Donald Trump’s victory in New York on Tuesday will give the
Republican presidential front-runner at least 90 of the state’s 95
delegates, keeping him on pace to reach the 1,237 delegates necessary to
clinch the party’s nomination.
The sweeping victory across the state—Mr.
Trump is below the critical 50% threshold in just four of the state’s
27 congressional districts—eliminated rival Sen. Ted Cruz from having
any mathematical chance of winning the nomination outside of a contested
convention. It left Mr. Trump as the only candidate who can become the
party’s nominee without a floor fight in Cleveland.
Mr. Trump
would claim all of New York’s delegates if he won 50% of the statewide
vote, a mark he surpassed easily, and 50% of the vote in each
congressional district, a threshold he will nearly meet.
No matter his delegate haul in New York, a series of potential
potholes remain on Mr. Trump’s road to the GOP nomination. He must win
64% of the bound delegates—those obligated to support a particular
candidate on the first convention vote—that remain in the 15 states yet
to hold primaries.
If Mr.

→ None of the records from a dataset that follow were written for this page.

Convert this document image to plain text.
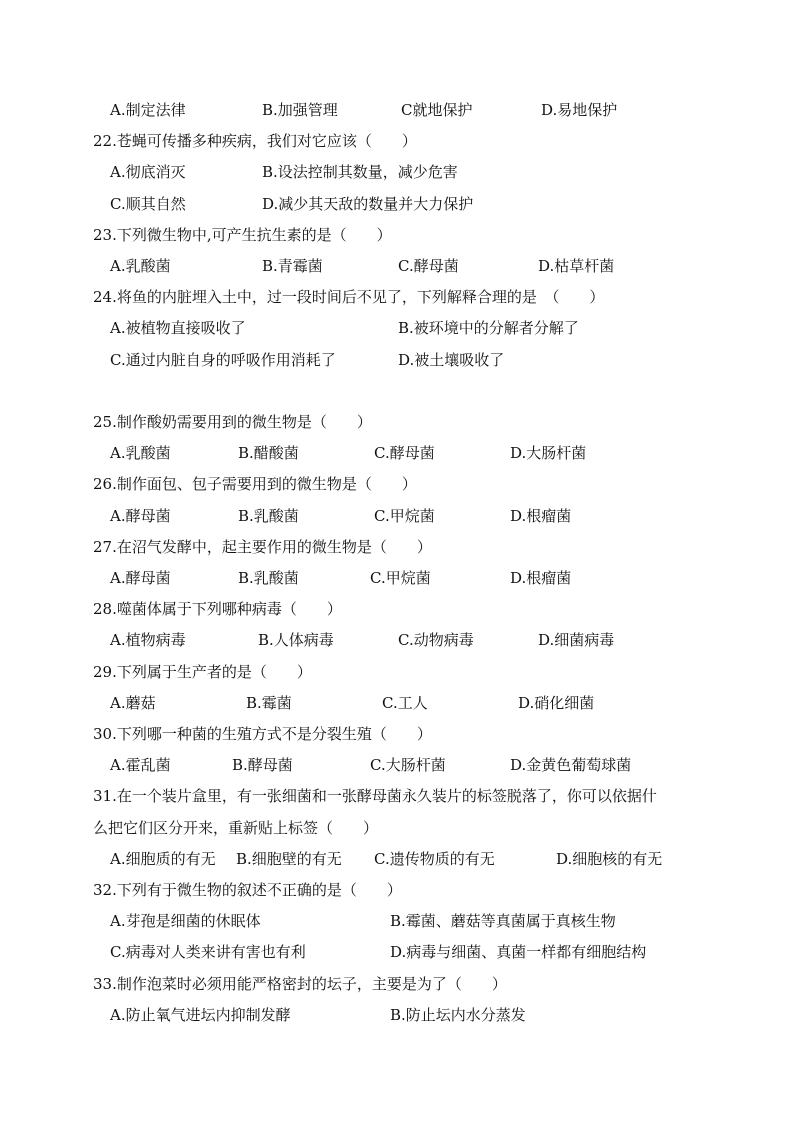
A.制定法律	B.加强管理	C就地保护	D.易地保护
22.苍蝇可传播多种疾病，我们对它应该（　　）
A.彻底消灭	B.设法控制其数量，减少危害
C.顺其自然	D.减少其天敌的数量并大力保护
23.下列微生物中,可产生抗生素的是（　　）
A.乳酸菌	B.青霉菌	C.酵母菌	D.枯草杆菌
24.将鱼的内脏埋入土中，过一段时间后不见了，下列解释合理的是　（　　）
A.被植物直接吸收了	B.被环境中的分解者分解了
C.通过内脏自身的呼吸作用消耗了	D.被土壤吸收了
25.制作酸奶需要用到的微生物是（　　）
A.乳酸菌	B.醋酸菌	C.酵母菌	D.大肠杆菌
26.制作面包、包子需要用到的微生物是（　　）
A.酵母菌	B.乳酸菌	C.甲烷菌	D.根瘤菌
27.在沼气发酵中，起主要作用的微生物是（　　）
A.酵母菌	B.乳酸菌	C.甲烷菌	D.根瘤菌
28.噬菌体属于下列哪种病毒（　　）
A.植物病毒	B.人体病毒	C.动物病毒	D.细菌病毒
29.下列属于生产者的是（　　）
A.蘑菇	B.霉菌	C.工人	D.硝化细菌
30.下列哪一种菌的生殖方式不是分裂生殖（　　）
A.霍乱菌	B.酵母菌	C.大肠杆菌	D.金黄色葡萄球菌
31.在一个装片盒里，有一张细菌和一张酵母菌永久装片的标签脱落了，你可以依据什
么把它们区分开来，重新贴上标签（　　）
A.细胞质的有无 B.细胞壁的有无 C.遗传物质的有无	D.细胞核的有无
32.下列有于微生物的叙述不正确的是（　　）
A.芽孢是细菌的休眠体	B.霉菌、蘑菇等真菌属于真核生物
C.病毒对人类来讲有害也有利	D.病毒与细菌、真菌一样都有细胞结构
33.制作泡菜时必须用能严格密封的坛子，主要是为了（　　）
A.防止氧气进坛内抑制发酵	B.防止坛内水分蒸发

Cruz prevails in a series of May
contests in Indiana, Nebraska, Washington and Oregon, he can stop Mr.
Trump from reaching 1,237 delegates and send the Republican contest to a
desperate scramble for unbound delegates and a multiple-ballot scenario
unseen since Thomas E. Dewey won the party’s 1948 nomination on the
third ballot.
Even with his convincing win in the New York
primary, Mr. Trump will be forced to fight state-by-state for delegates
through the end of the GOP nominating calendar on June 7, when
California’s 172 delegates will be at stake. Mr. Trump just began hiring
California staff this month, once new top aide Paul Manafort took
control of most campaign operations.
Mr. Trump now has at least 845 delegates, some 392 short of the 1,237 needed for the nomination.

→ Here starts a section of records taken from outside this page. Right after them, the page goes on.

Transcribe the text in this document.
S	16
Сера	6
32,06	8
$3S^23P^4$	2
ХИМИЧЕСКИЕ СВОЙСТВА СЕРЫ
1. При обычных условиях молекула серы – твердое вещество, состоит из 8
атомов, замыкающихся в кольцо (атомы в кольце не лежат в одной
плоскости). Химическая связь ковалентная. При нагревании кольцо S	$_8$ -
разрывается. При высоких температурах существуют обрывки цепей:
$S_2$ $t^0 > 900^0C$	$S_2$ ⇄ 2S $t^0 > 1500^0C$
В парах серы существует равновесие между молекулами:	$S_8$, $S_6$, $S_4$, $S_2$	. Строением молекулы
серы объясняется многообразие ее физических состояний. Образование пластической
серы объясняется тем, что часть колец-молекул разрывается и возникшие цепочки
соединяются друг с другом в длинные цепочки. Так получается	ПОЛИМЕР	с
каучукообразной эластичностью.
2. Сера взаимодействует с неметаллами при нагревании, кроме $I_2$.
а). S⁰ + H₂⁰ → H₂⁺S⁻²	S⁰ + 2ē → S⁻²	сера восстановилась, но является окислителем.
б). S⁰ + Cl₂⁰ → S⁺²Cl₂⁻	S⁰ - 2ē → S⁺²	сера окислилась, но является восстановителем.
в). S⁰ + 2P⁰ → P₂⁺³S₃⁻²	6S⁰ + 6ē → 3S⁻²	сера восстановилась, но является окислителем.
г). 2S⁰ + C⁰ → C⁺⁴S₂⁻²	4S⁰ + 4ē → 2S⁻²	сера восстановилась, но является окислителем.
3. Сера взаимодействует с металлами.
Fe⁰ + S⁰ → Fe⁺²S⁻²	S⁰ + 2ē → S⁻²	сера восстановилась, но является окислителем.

After being shut out of delegates in New York, Mr. Cruz remains 678
bound delegates short of 1,237, with 625 left to be awarded. But his
campaign believes his total is more than the 559 bound delegates he has
won, because Mr. Cruz triumphed in a series of recent state party
conventions that name delegates and is likely to inherit delegates who
are now allotted to former candidates, such as Sen. Marco Rubio.
In
his victory remarks Tuesday night, Mr. Trump acknowledged that he has
been outfoxed by the Cruz forces and warned unbound delegates who could
swing the nomination away from him not to do so.
“Nobody should get delegates unless they get those delegates from
voters and voting,” Mr. Trump said. “It’s a crooked system; it’s a
system that’s rigged. We’re going to be going back to the old ways: You
get votes and you win.”
At the same time, Mr. Trump’s campaign is
preparing to put up a fight for unbound delegates in Pennsylvania, a
task that Mr. Trump’s allies have failed to accomplish in a series of
states in the last month. The jockeying over the Keystone State’s
convention-goers is expected to be fierce, because 54 of 71 delegates to
Cleveland won’t be bound to any candidate. Potential delegates’
presidential preferences won’t be noted on the Pennsylvania ballot.
Mr.
Trump’s campaign has a support network in Pennsylvania that he hasn’t
had elsewhere. Two members of the state’s congressional delegation back
Mr. Trump—Reps. Lou Barletta and Tom Marino.
“I know Tom, and I
will do everything we can to make Pennsylvania the most successful,” Mr.
Barletta said Tuesday. “I might not have said this three weeks ago, but
I am very satisfied that there is an organization in place and a plan.”
The campaign of Ohio Gov. John Kasich, who appeared poised to win
three or four delegates from New York, proffered the argument late
Tuesday that Mr. Cruz’s weakness in the northeast means that Mr. Kasich
is the only Republican who can stop Mr. Trump. Five Trump-friendly,
Acela corridor states from Maryland to Rhode Island vote on April 26.
Mr.
Kasich’s chief strategist, John Weaver, circulated a memo calling for
the super PACs devoted to blocking Mr. Trump to “get serious” in
upcoming states.
“They weren’t serious in New York and allowed
Trump to get over 50 percent in numerous districts where he could have
been stopped. Continued lack of engagement by Never Trumpers could allow
the Trump campaign to get back on track,” Mr. Weaver wrote.